L’INPI a rejeté la demande des couteliers de Laguiole. La décision prise le 7 avril a été envoyée par mail à Honoré Durand président du syndicat des fabricants aveyronnais du couteau de Laguiole le lendemain en fin de journée…
Parmi les motifs invoqués, un manque de représentativité du syndicat, dû à l’absence de petits artisans indépendants dans la structure.
«L’IG implique une démarche volontaire, on les a rencontrés en réunion mais on ne peut les forcer à s’impliquer. Cependant lorsque l’on réunit 220 des 250 salariés de la zone laguiole, en quoi cela ne serait pas suffisant pour être considéré comme représentatif »ironise le coutelier laguiolais.
« Un contrepied à la relocalisation«
Mais c’est le second motif de rejet qui fait tousser les laguiolais. Pour l’INPI, la zone Laguiole Aubrac ne serait pas pertinente car la notoriété du couteau viendrait de Thiers.

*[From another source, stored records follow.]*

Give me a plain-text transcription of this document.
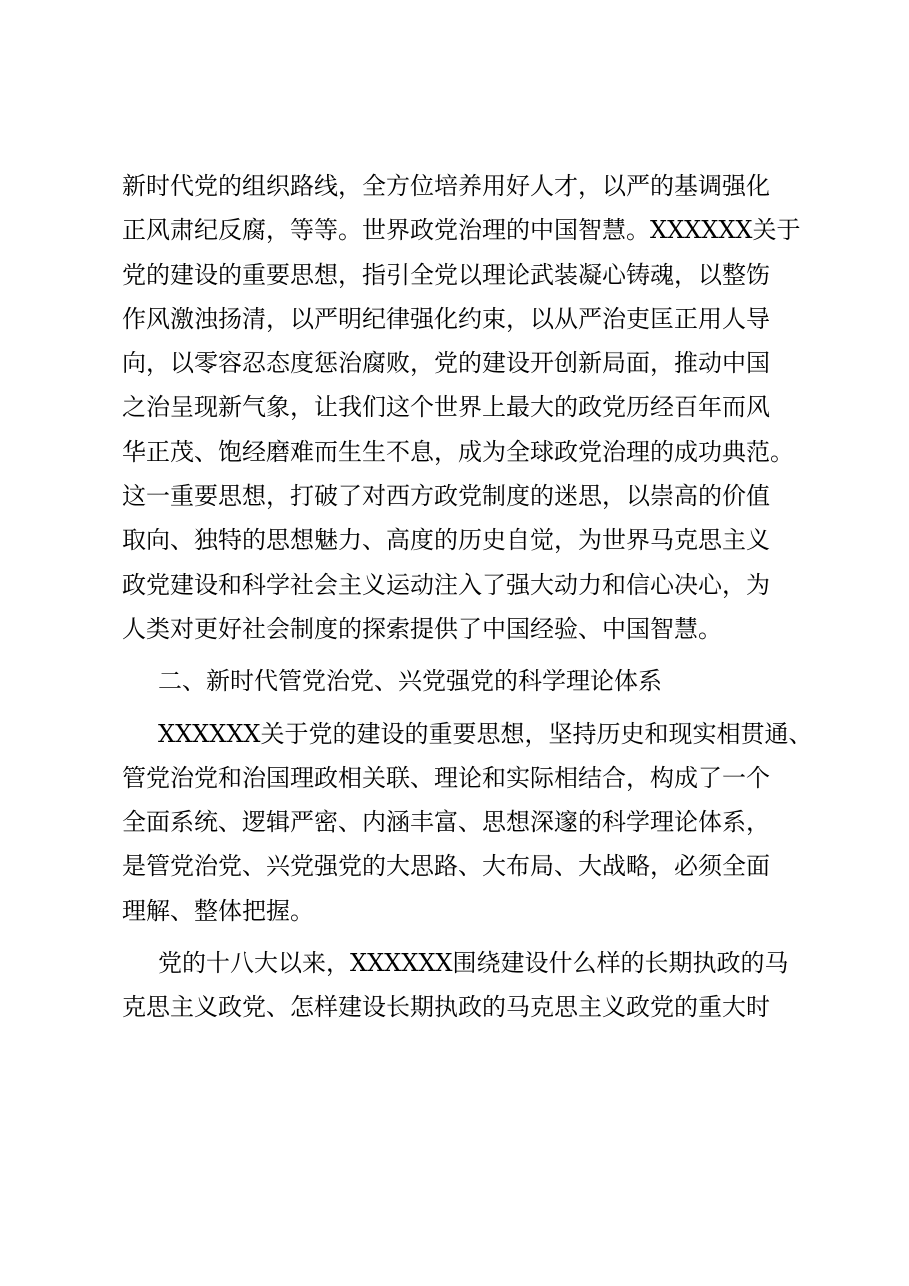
新时代党的组织路线，全方位培养用好人才，以严的基调强化
正风肃纪反腐，等等。世界政党治理的中国智慧。XXXXXX关于
党的建设的重要思想，指引全党以理论武装凝心铸魂，以整饬
作风激浊扬清，以严明纪律强化约束，以从严治吏匡正用人导
向，以零容忍态度惩治腐败，党的建设开创新局面，推动中国
之治呈现新气象，让我们这个世界上最大的政党历经百年而风
华正茂、饱经磨难而生生不息，成为全球政党治理的成功典范。
这一重要思想，打破了对西方政党制度的迷思，以崇高的价值
取向、独特的思想魅力、高度的历史自觉，为世界马克思主义
政党建设和科学社会主义运动注入了强大动力和信心决心，为
人类对更好社会制度的探索提供了中国经验、中国智慧。
二、新时代管党治党、兴党强党的科学理论体系
XXXXXX关于党的建设的重要思想，坚持历史和现实相贯通、
管党治党和治国理政相关联、理论和实际相结合，构成了一个
全面系统、逻辑严密、内涵丰富、思想深邃的科学理论体系，
是管党治党、兴党强党的大思路、大布局、大战略，必须全面
理解、整体把握。
党的十八大以来，XXXXXX围绕建设什么样的长期执政的马
克思主义政党、怎样建设长期执政的马克思主义政党的重大时
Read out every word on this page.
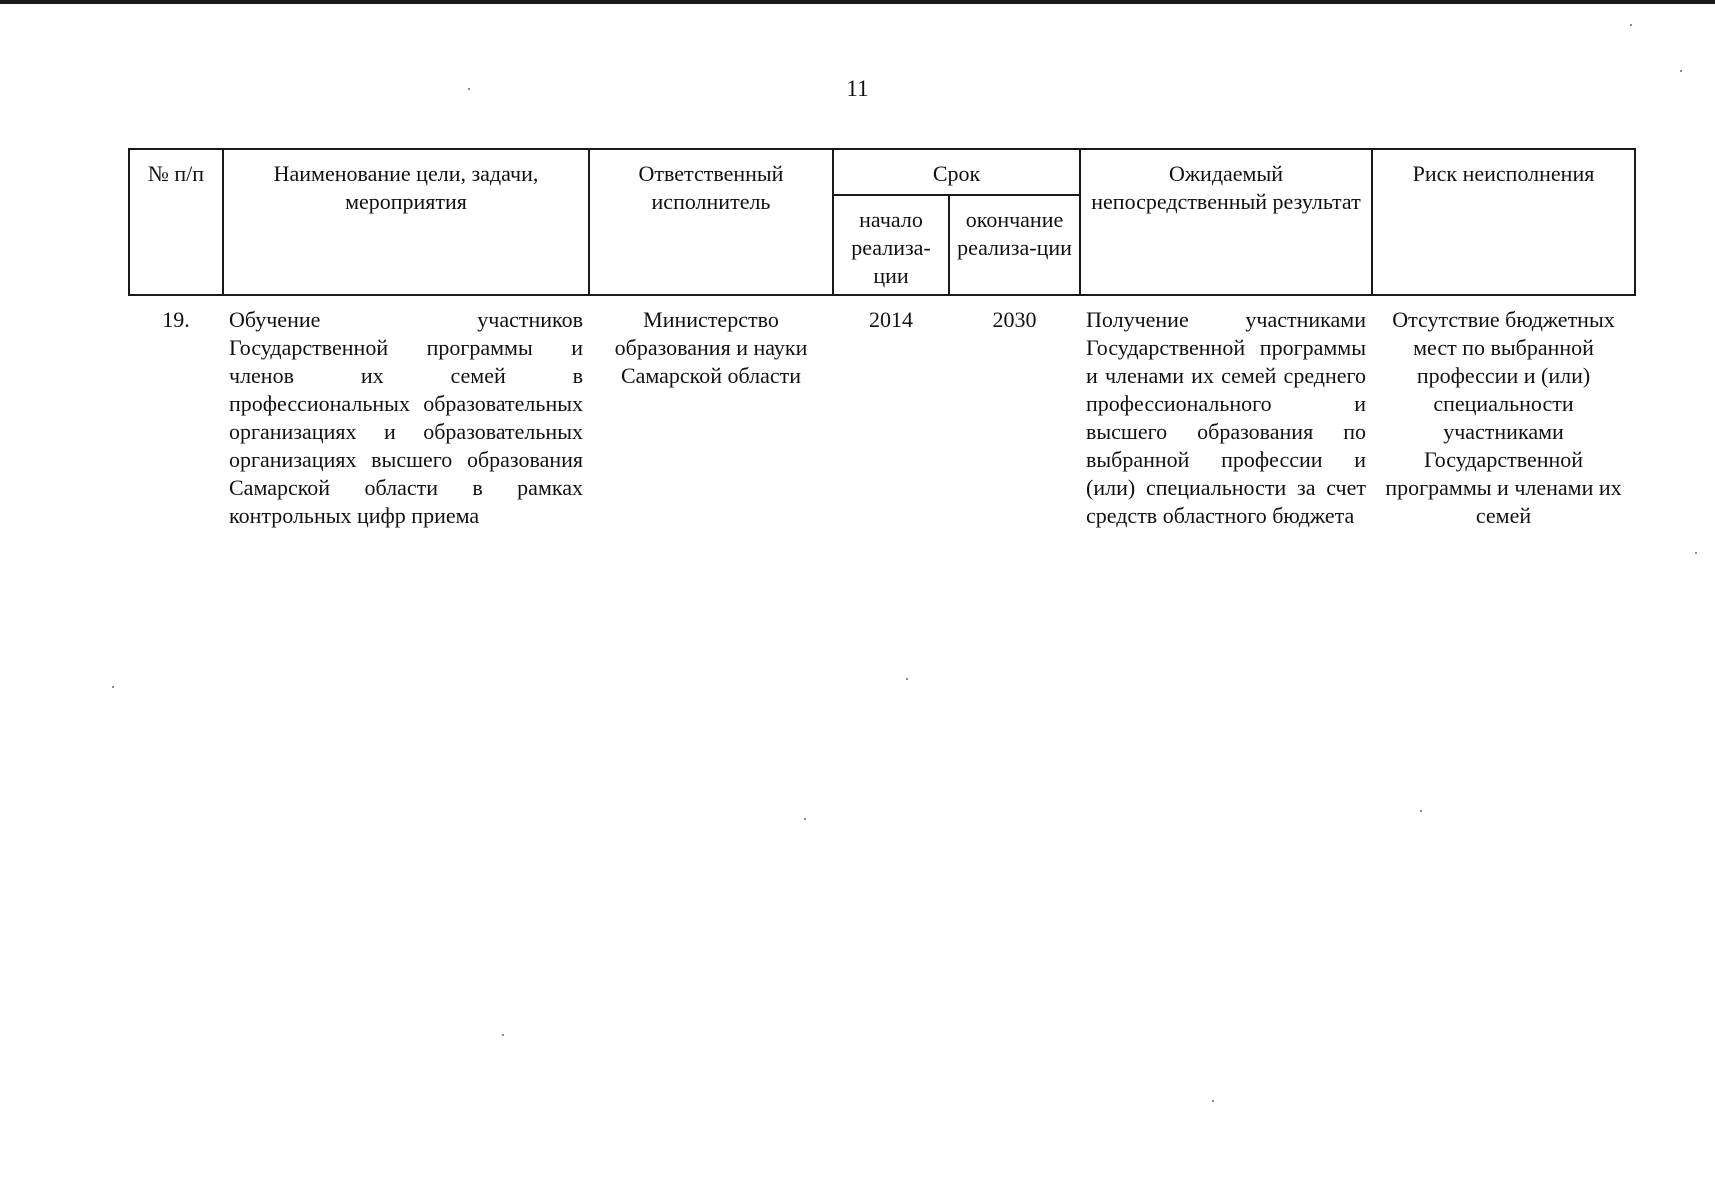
11
№ п/п	Наименование цели, задачи, мероприятия	Ответственный исполнитель	Срок		Ожидаемый непосредственный результат	Риск неисполнения
			начало реализа-ции	окончание реализа-ции		
19.	Обучение участников Государственной программы и членов их семей в профессиональных образовательных организациях и образовательных организациях высшего образования Самарской области в рамках контрольных цифр приема	Министерство образования и науки Самарской области	2014	2030	Получение участниками Государственной программы и членами их семей среднего профессионального и высшего образования по выбранной профессии и (или) специальности за счет средств областного бюджета	Отсутствие бюджетных мест по выбранной профессии и (или) специальности участниками Государственной программы и членами их семей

«C’est un contre-pied à l’esprit de la loi sur les Indications Géographiques des produits manufacturés qui visait à la relocalisation de productions. Car la notoriété actuelle du couteau de Laguiole – et qui explique son succès commercial – a été relancée dans les années 80 grâce au travail de la Forge de Laguiole – aidée par l’Académie du Couteau de Laguiole – NDLR-» poursuit Honoré Durand.
Lire à ce sujet un article paru dans le mensuel Science Et Vie Economie de mai 1992.

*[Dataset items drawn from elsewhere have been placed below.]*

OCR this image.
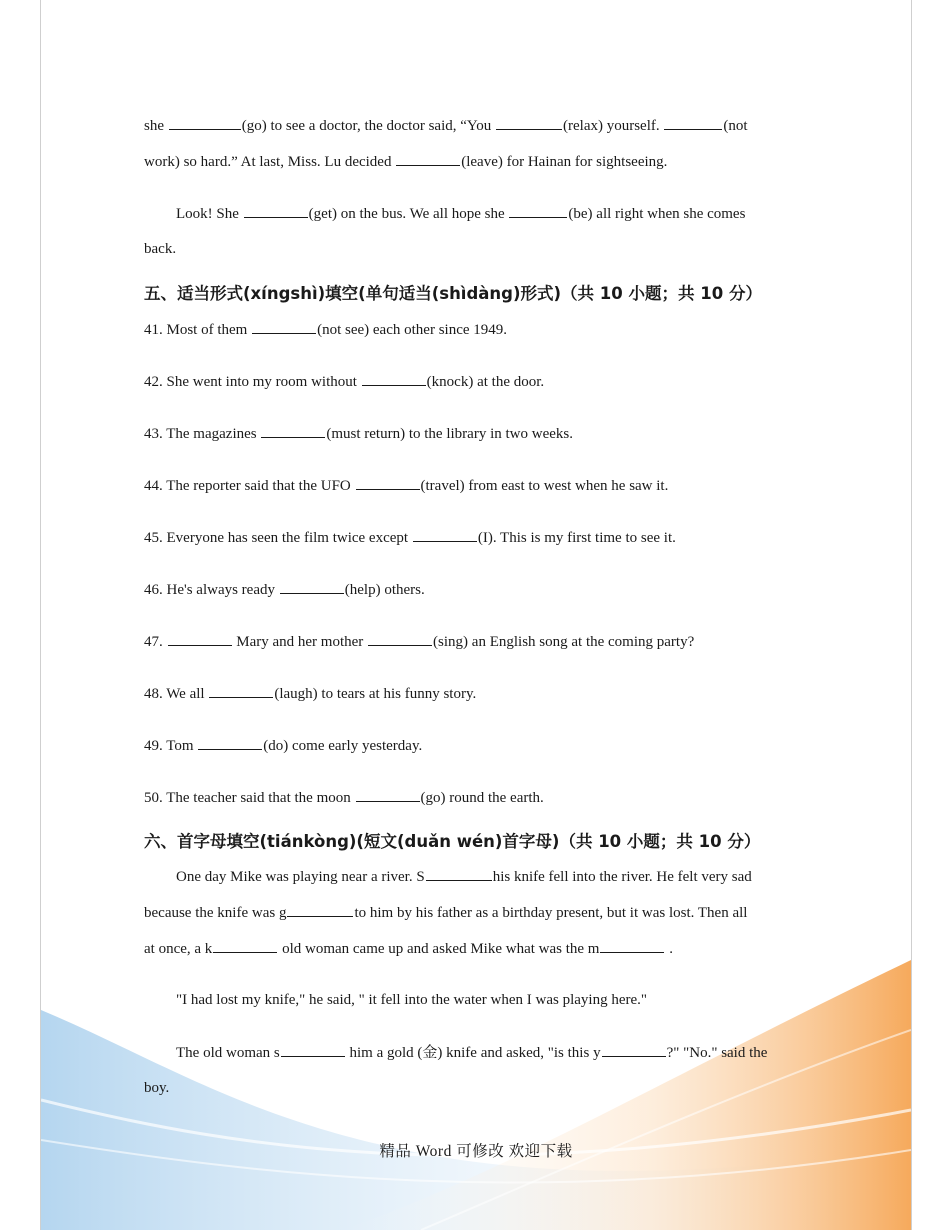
she	(go) to see a doctor, the doctor said, “You	(relax) yourself.	(not
work) so hard.” At last, Miss. Lu decided	(leave) for Hainan for sightseeing.
Look! She	(get) on the bus. We all hope she	(be) all right when she comes
back.
五、适当形式(xíngshì)填空(单句适当(shìdàng)形式)（共 10 小题；共 10 分）
41. Most of them	(not see) each other since 1949.
42. She went into my room without	(knock) at the door.
43. The magazines	(must return) to the library in two weeks.
44. The reporter said that the UFO	(travel) from east to west when he saw it.
45. Everyone has seen the film twice except	(I). This is my first time to see it.
46. He's always ready	(help) others.
47.	Mary and her mother	(sing) an English song at the coming party?
48. We all	(laugh) to tears at his funny story.
49. Tom	(do) come early yesterday.
50. The teacher said that the moon	(go) round the earth.
六、首字母填空(tiánkòng)(短文(duǎn wén)首字母)（共 10 小题；共 10 分）
One day Mike was playing near a river. S	his knife fell into the river. He felt very sad
because the knife was g	to him by his father as a birthday present, but it was lost. Then all
at once, a k	old woman came up and asked Mike what was the m	.
"I had lost my knife," he said, " it fell into the water when I was playing here."
The old woman s	him a gold (金) knife and asked, "is this y	?" "No." said the
boy.
精品 Word 可修改 欢迎下载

Néanmoins, si on plonge plus loin dans l’histoire, l’absence de Calmels dans le groupement des laguiolais est lourde. Cette maison emblématique de Laguiole, du nom du premier artisan à avoir donné ses lettres de noblesse au Laguiole a une boutique à Laguiole mais ses couteaux sont fabriqués à Thiers …
«C’est un handicap que Calmels ne soit pas avec nous. Il a été le premier à délocaliser la production de couteaux à Thiers dans les années 50, il préfigure peut-être ce qui va se passer dans les années 2020»
confesse Honoré Durand. Oups ! A-t-on bien entendu ?
«Si l’IG Thiers passe, on n’aura plus aucun intérêt à fabriquer à Laguiole », poursuit celui qui a aussi repris une coutellerie à Thiers …
Alors ? Il ne semble pas encore question de rejoindre les thiernois. Mais la lassitude face au remix sans fin de la guerre picrocholine Thiers-Laguiole éternellement ressassée commence à émousser les meilleures bonnes volontés. Cette mention IG sur les lames de leur couteaux Laguiole en vaut-il vraiment la chandelle… Certains acteurs laguiolais tel Christian Valat – autre poids lourd du syndicat avec Laguiole en Aubrac- s’interroge sur le prix à payer pour poursuivre la procédure. Car pour contester la décision de l’INPI il faudra bien remettre au pot pour supporter les frais d’avocat d’une procédure d’appel à la Cour d’Aix-en-Provence dont il n’est pas sûr qu’elle débouche sur un résultat positif… Bref, il est probable qu’ils attendront fin mai pour la publication de la conclusion de l’INPI concernant la procédure initiée par les couteliers Thiernois pour se décider.